How sure are you that your tuna sandwich is really 100% tuna? Sure, that’s exactly what the can promised, but seafood fraud — the illegal practice of substituting one species of seafood for another — is a growing problem in the United States thanks, in large part, to a shrinking number of federal investigators.
Seafood fraud is about as lucrative as it is pervasive. About 25% of of all wild-caught seafood imports are part of an illicit trade, according to a study from earlier this year that was published in Marine Policy. Worse, some seafoods may be swapped with more than 70% of another species, like the wild salmon similar to the ones found in Alaska’s Kenai River. These illegal imports are worth between an annual $1.3 billion to $2.1 billion across the United States.

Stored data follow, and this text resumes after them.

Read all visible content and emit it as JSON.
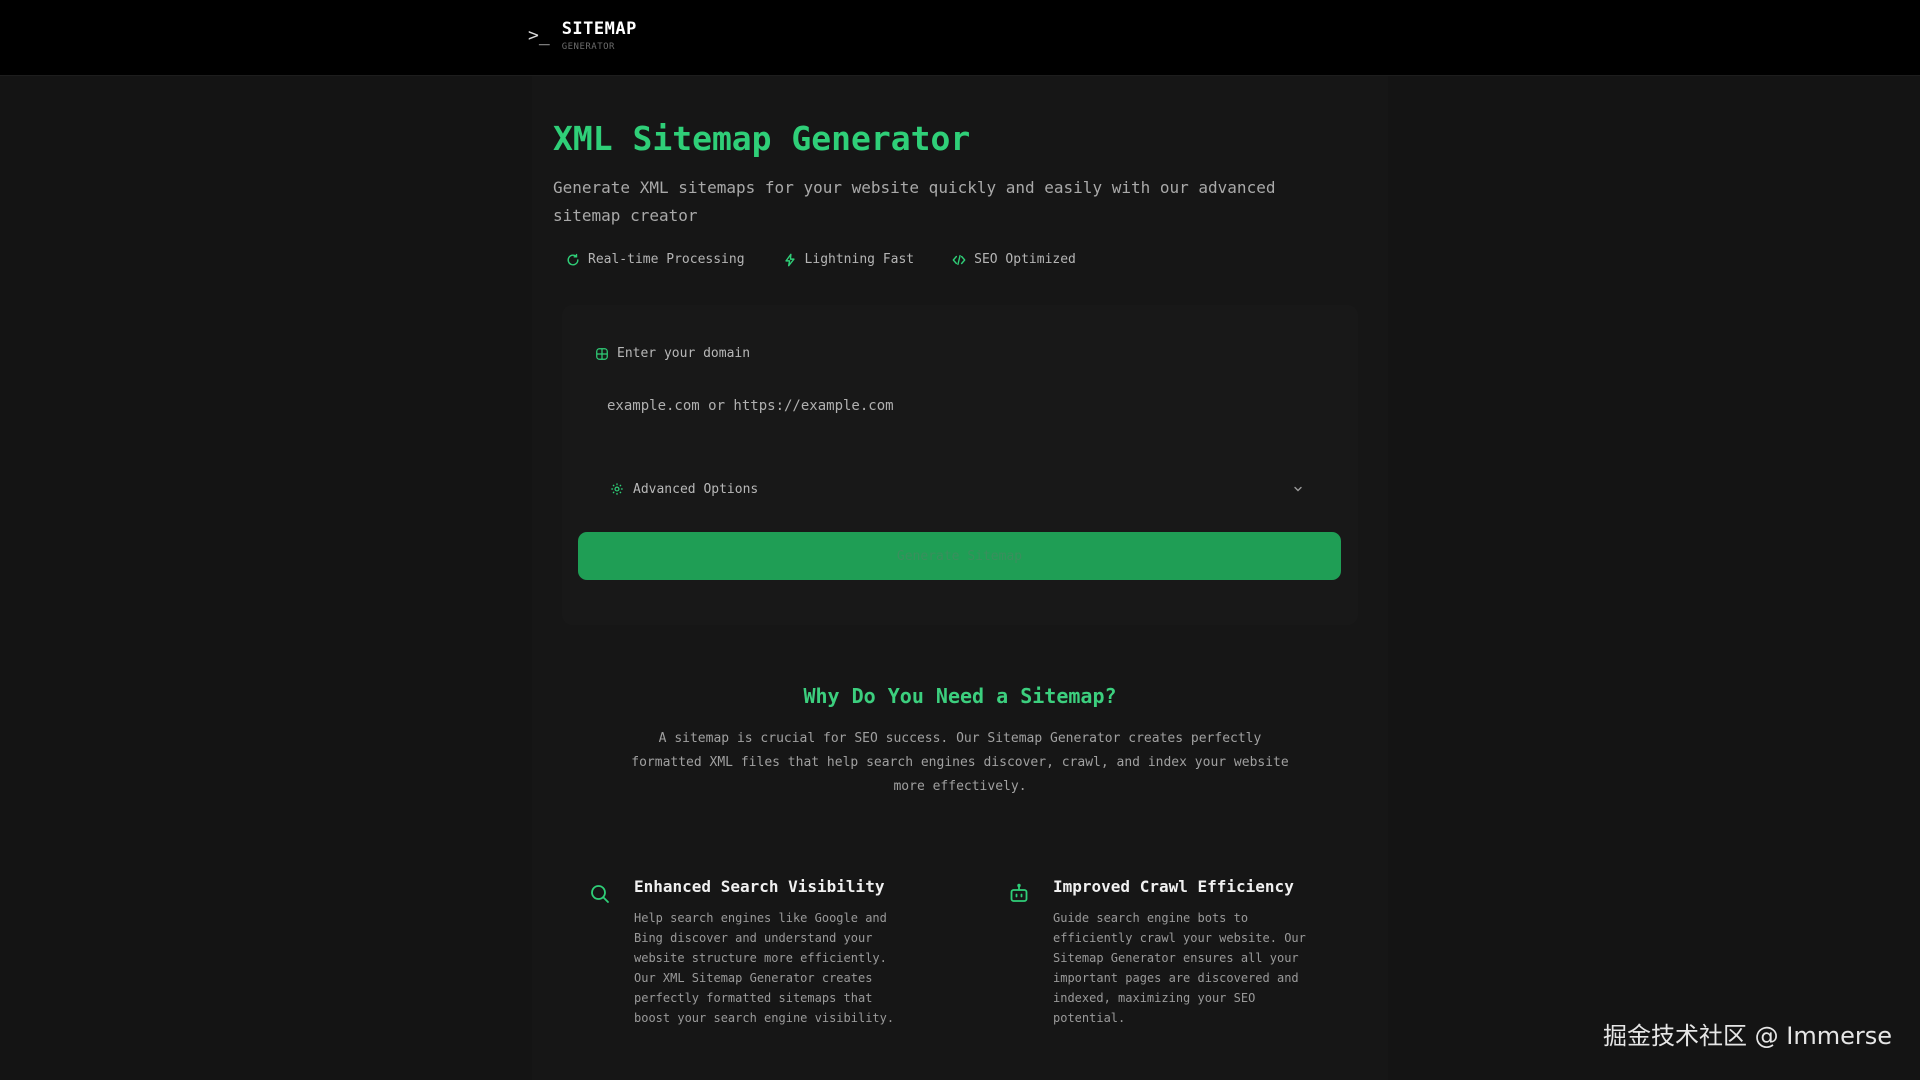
{
  "header": {
    "logo_icon": ">_",
    "title": "SITEMAP",
    "subtitle": "GENERATOR"
  },
  "hero": {
    "title": "XML Sitemap Generator",
    "description": "Generate XML sitemaps for your website quickly and easily with our advanced sitemap creator"
  },
  "features": [
    {
      "icon": "refresh-icon",
      "label": "Real-time Processing"
    },
    {
      "icon": "lightning-icon",
      "label": "Lightning Fast"
    },
    {
      "icon": "code-icon",
      "label": "SEO Optimized"
    }
  ],
  "form": {
    "domain_label": "Enter your domain",
    "domain_placeholder": "example.com or https://example.com",
    "domain_value": "",
    "advanced_label": "Advanced Options",
    "generate_label": "Generate Sitemap"
  },
  "why": {
    "title": "Why Do You Need a Sitemap?",
    "description": "A sitemap is crucial for SEO success. Our Sitemap Generator creates perfectly formatted XML files that help search engines discover, crawl, and index your website more effectively."
  },
  "benefits": [
    {
      "icon": "search-icon",
      "title": "Enhanced Search Visibility",
      "description": "Help search engines like Google and Bing discover and understand your website structure more efficiently. Our XML Sitemap Generator creates perfectly formatted sitemaps that boost your search engine visibility."
    },
    {
      "icon": "bot-icon",
      "title": "Improved Crawl Efficiency",
      "description": "Guide search engine bots to efficiently crawl your website. Our Sitemap Generator ensures all your important pages are discovered and indexed, maximizing your SEO potential."
    }
  ],
  "watermark": "掘金技术社区 @ Immerse",
  "colors": {
    "accent": "#2fcf78",
    "button": "#1f9e55",
    "background": "#141414",
    "topbar": "#000000"
  }
}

Though it might not sound like that big of a deal, seafood fraud is actually quite a dangerous crime. Mislabeled foods raise serious health concerns for those with lethal fish allergies, as well as for pregnant women who are trying to avoid the mercury in certain fish products. Seafood fraud also hurts the domestic economy, putting U.S. fishers at a competitive disadvantage, as their prices get undercut through illegal means.
To make the situation even worse, the National Oceanic and Atmospheric Organization is losing its agents who handle the complex cases. Since 2008, NOAA has lost one-third of its agents. Now, there are only 93 agents who monitor the coast between New York and Virginia and check through 1.4 billion pounds of annual seafood imports.
The problem of seafood fraud has gotten so out of hand that it’s even attracted the attention of President Barack Obama, who warned that the black market for fish “threatens our oceans and undermines our economy and often supports dangerous criminals.”
President Obama has even directed several federal agencies, including the likes of NOAA, to devise a plan to crack down on black-market fishing and seafood fraud. Their plans are due before the end of December.
“If I was gonna be a criminal, I would be in the fish and wildlife smuggling business,” said NOAA Special Agent Scott Doyle. “Nobody has any idea what’s going on. They just buy fish.”